Clashes between Kurdish fighters and Islamic extremist rebel groups have sharply escalated in Syria's northern provinces in recent months. The violence, which has left hundreds dead, holds the potential to explode into a full-blown side conflict within Syria's broader civil war.
Today's fighting, which pitted Kurdish militiamen against rebels from the Islamic State of Iraq and the Levant, was focused in three villages near the town of Ras al-Ayn in the predominantly Kurdish Hassakeh province, according to the Britain-based Syrian Observatory for Human Rights monitoring group.

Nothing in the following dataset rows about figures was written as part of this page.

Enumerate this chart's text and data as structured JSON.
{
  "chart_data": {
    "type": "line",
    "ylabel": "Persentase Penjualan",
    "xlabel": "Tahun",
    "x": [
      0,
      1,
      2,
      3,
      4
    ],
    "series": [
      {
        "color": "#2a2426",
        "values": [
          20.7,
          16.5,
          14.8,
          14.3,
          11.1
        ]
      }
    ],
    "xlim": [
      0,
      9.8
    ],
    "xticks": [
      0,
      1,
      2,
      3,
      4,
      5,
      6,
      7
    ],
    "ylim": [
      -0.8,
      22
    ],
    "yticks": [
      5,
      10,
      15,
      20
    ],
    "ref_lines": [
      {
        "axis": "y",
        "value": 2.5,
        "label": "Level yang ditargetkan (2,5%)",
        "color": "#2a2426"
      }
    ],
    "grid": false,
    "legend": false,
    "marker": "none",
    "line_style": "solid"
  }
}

There was no immediate word on casualties.
Around 30,000 Syrians, the vast majority of them Kurds, have fled the region over a five-day stretch and crossed the border to the self-ruled Kurdish region of northern Iraq.

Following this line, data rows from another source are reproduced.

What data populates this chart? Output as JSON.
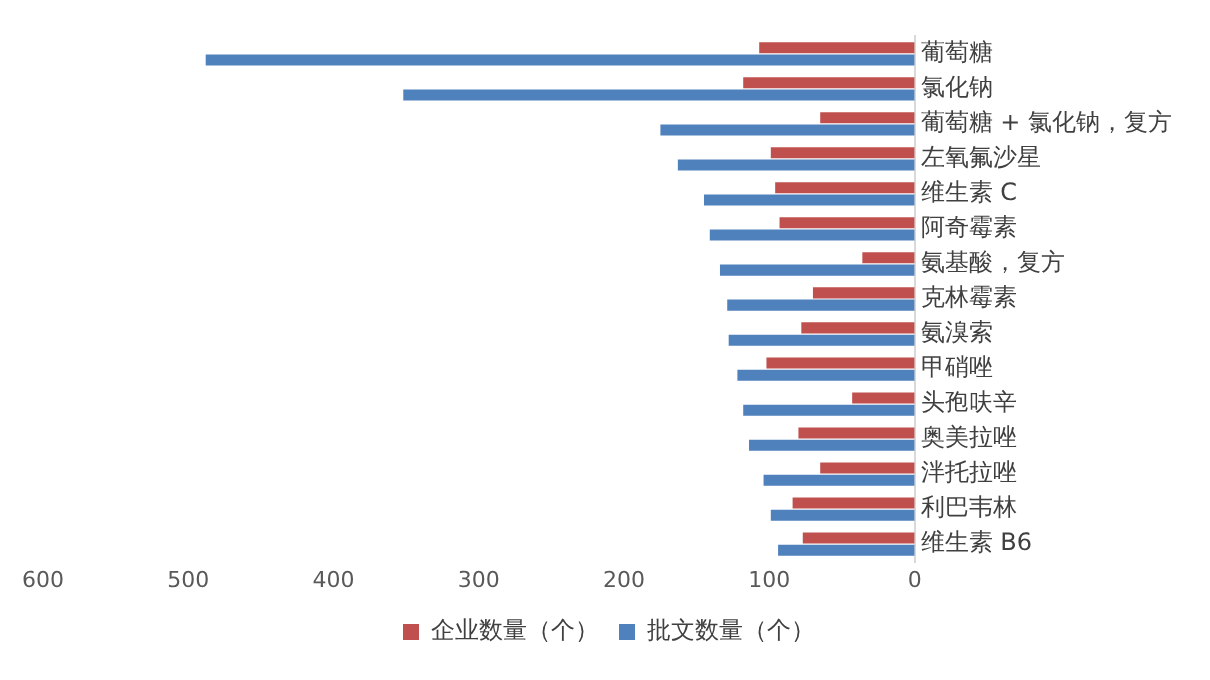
{
  "chart_data": {
    "type": "bar",
    "orientation": "horizontal",
    "categories": [
      "葡萄糖",
      "氯化钠",
      "葡萄糖 + 氯化钠，复方",
      "左氧氟沙星",
      "维生素 C",
      "阿奇霉素",
      "氨基酸，复方",
      "克林霉素",
      "氨溴索",
      "甲硝唑",
      "头孢呋辛",
      "奥美拉唑",
      "泮托拉唑",
      "利巴韦林",
      "维生素 B6"
    ],
    "series": [
      {
        "name": "企业数量（个）",
        "color": "#c0504d",
        "values": [
          107,
          118,
          65,
          99,
          96,
          93,
          36,
          70,
          78,
          102,
          43,
          80,
          65,
          84,
          77
        ]
      },
      {
        "name": "批文数量（个）",
        "color": "#4f81bd",
        "values": [
          488,
          352,
          175,
          163,
          145,
          141,
          134,
          129,
          128,
          122,
          118,
          114,
          104,
          99,
          94
        ]
      }
    ],
    "xlim": [
      600,
      0
    ],
    "xticks": [
      600,
      500,
      400,
      300,
      200,
      100,
      0
    ],
    "grid": false,
    "legend": "bottom"
  }
}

Another 4,000 made the trek across the frontier today, said Youssef Mahmoud, a spokesman for the UNHCR in Iraqi Kurdistan.
The new arrivals join some 1.9 million Syrians who already have found refuge abroad from the country's relentless carnage.
With belongings loaded onto mules, thousands of Syrian refugees continued to flow into northern Iraq through the border town of Peshkabour today, some describing hometowns where food, water and electricity have become scarce amid the combat.
Among them was Ali Balash, a Kurd from Hassakeh province who walked some five kilometres to cross the border with his 18-member family.
"War is rattling our areas, we were so scared to stay," said Balash, a day laborer dressed in traditional Kurdish baggy pants and a scarf tucked into his belt.
A father of four children aged between 6 and 9, Balash's face was pale as he reached the Iraqi territories. "We couldn't go anywhere, we had no bread, no work and no stability," he added.
Riding a mule into the area, a 65-year-old woman who identified herself only by her nickname, Um Abdullah, for security reasons, said she had made the journey with her sisters and children but left her husband behind to guard their house in Hassakeh.
"We saw dead bodies in the streets and heard shootings and bombings all day," she said.